Chief minister Mamata Banerjee inaugurated the floating market via videoconferencing. The market aims to rehabilitate shopkeepers of the Baishnabghata-Patuli market that is being demolished for the widening of the Bypass.

At least 114 boats double as shops in the market. Most boats will have two shops selling vegetables, fruits, flowers, fish, and meat and poultry.

Shoppers can approach the boats through wooden walkways on stilts.

"The boats have come from Hooghly's Balagarh," urban development secretary Onkar Singh Meena told Metro.

Balagarh and Guptipara in Hooghly and Kakdwip in South 24-Parganas are famous for their boat-manufacturing units.

Tultul Roy, a vegetable seller, had a spread of cauliflower, tomatoes, brinjals and spinach in the afternoon.

"My shop in the earlier market was more than 20 years old. The new setting is nice. I hope the business is good," Roy, whose family of four is dependent on the shop, said.

Incense sticks and flowers were seen on almost every boat on Wednesday. Manoj Thakur, a priest, had already done some 20 pujas by 2pm. "Everyone wants a good start to their business," Thakur said, jumping from one boat to another.

He earned anything between Rs 20 and Rs 30 from each puja.

The lake has several apartments and housing complexes along its banks.

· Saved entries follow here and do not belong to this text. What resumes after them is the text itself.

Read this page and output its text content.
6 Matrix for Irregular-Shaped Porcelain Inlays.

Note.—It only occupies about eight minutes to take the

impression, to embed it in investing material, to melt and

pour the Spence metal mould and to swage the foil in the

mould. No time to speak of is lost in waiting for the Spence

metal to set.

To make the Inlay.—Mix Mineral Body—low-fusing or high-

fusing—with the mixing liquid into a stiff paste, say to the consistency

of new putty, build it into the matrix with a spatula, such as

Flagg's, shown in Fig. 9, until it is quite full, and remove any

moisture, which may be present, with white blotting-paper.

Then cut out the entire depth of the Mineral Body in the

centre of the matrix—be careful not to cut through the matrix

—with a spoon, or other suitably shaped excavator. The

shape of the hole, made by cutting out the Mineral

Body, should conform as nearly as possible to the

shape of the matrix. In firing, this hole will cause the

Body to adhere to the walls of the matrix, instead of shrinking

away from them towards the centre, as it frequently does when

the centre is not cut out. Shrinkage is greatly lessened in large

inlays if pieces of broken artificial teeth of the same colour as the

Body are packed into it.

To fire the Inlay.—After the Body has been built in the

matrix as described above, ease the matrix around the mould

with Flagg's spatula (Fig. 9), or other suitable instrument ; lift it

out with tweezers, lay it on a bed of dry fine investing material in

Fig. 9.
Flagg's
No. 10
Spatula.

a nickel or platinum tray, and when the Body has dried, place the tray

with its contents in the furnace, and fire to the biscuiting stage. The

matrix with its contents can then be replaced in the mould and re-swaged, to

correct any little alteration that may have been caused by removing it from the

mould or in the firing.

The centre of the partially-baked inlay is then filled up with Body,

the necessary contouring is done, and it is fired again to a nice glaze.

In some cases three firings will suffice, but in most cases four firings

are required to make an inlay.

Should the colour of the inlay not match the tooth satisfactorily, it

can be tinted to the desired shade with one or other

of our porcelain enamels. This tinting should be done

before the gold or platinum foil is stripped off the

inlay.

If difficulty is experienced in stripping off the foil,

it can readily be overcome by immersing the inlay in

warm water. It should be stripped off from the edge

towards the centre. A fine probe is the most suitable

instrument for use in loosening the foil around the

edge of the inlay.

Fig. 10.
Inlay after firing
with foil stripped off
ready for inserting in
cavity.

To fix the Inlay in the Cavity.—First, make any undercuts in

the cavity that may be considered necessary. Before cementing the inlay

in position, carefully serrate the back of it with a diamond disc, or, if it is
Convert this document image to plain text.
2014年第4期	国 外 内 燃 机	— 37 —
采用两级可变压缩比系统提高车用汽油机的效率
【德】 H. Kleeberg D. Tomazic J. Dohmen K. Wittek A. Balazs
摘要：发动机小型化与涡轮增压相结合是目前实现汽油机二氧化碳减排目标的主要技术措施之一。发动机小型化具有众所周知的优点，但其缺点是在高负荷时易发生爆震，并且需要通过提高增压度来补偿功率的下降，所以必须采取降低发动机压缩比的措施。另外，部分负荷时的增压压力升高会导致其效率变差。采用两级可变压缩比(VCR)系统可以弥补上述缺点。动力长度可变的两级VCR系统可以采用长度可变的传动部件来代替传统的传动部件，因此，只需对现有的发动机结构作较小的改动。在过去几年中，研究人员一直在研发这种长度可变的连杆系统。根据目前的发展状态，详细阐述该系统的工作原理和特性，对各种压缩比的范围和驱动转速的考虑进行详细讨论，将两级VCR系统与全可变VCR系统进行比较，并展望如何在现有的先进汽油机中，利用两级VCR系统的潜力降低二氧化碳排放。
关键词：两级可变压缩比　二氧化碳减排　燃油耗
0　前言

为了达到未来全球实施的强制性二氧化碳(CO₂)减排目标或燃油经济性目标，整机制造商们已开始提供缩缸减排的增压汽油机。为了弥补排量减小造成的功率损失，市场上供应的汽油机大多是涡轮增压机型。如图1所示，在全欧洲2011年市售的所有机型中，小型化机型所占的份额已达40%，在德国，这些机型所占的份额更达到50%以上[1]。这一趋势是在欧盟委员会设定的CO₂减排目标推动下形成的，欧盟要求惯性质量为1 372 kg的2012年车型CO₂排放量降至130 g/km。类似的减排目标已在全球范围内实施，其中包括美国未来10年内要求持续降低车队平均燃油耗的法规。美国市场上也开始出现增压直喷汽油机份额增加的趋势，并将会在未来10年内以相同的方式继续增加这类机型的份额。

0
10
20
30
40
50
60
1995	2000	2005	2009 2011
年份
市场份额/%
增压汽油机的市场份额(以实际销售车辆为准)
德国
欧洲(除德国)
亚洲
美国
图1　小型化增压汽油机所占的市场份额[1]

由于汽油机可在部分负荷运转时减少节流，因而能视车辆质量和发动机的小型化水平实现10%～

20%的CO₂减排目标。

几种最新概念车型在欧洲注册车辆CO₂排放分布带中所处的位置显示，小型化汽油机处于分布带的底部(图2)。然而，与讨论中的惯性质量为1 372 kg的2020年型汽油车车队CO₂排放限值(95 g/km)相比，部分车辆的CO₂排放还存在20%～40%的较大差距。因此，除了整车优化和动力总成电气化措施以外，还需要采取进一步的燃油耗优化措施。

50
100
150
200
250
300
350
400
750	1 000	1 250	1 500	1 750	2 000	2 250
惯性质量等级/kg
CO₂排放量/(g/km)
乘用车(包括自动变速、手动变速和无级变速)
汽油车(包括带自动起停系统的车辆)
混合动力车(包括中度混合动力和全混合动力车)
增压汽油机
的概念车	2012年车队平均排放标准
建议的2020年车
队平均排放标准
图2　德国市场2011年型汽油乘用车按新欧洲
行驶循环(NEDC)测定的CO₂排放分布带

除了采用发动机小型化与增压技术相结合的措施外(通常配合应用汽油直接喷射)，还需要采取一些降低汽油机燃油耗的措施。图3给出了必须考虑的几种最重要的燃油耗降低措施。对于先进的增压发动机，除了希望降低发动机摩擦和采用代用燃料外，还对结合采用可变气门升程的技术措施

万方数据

Debika Hore, 60, who lives in one of them, was at the market on the first day.

"We were initially opposed to the project because we thought the water body will be filled up for building a market," Hore, who was part of residents' groups that had met minister Firhad Hakim on the matter, said. "We are extremely happy with this unique market."

Two aerators, devices that collect oxygen from the air and mix it with water, have been installed in the lake. "It will prevent the water from stinking and allow aquatic life to survive," the engineer said.

The market is the brainchild of urban development minister Hakim, Arup Chakraborty, the councillor of Ward 110, said.

"I got the idea after seeing a floating market in Bangkok in 2014," Hakim said.

The market will remain open from 6am to 9pm daily with a break in the afternoon.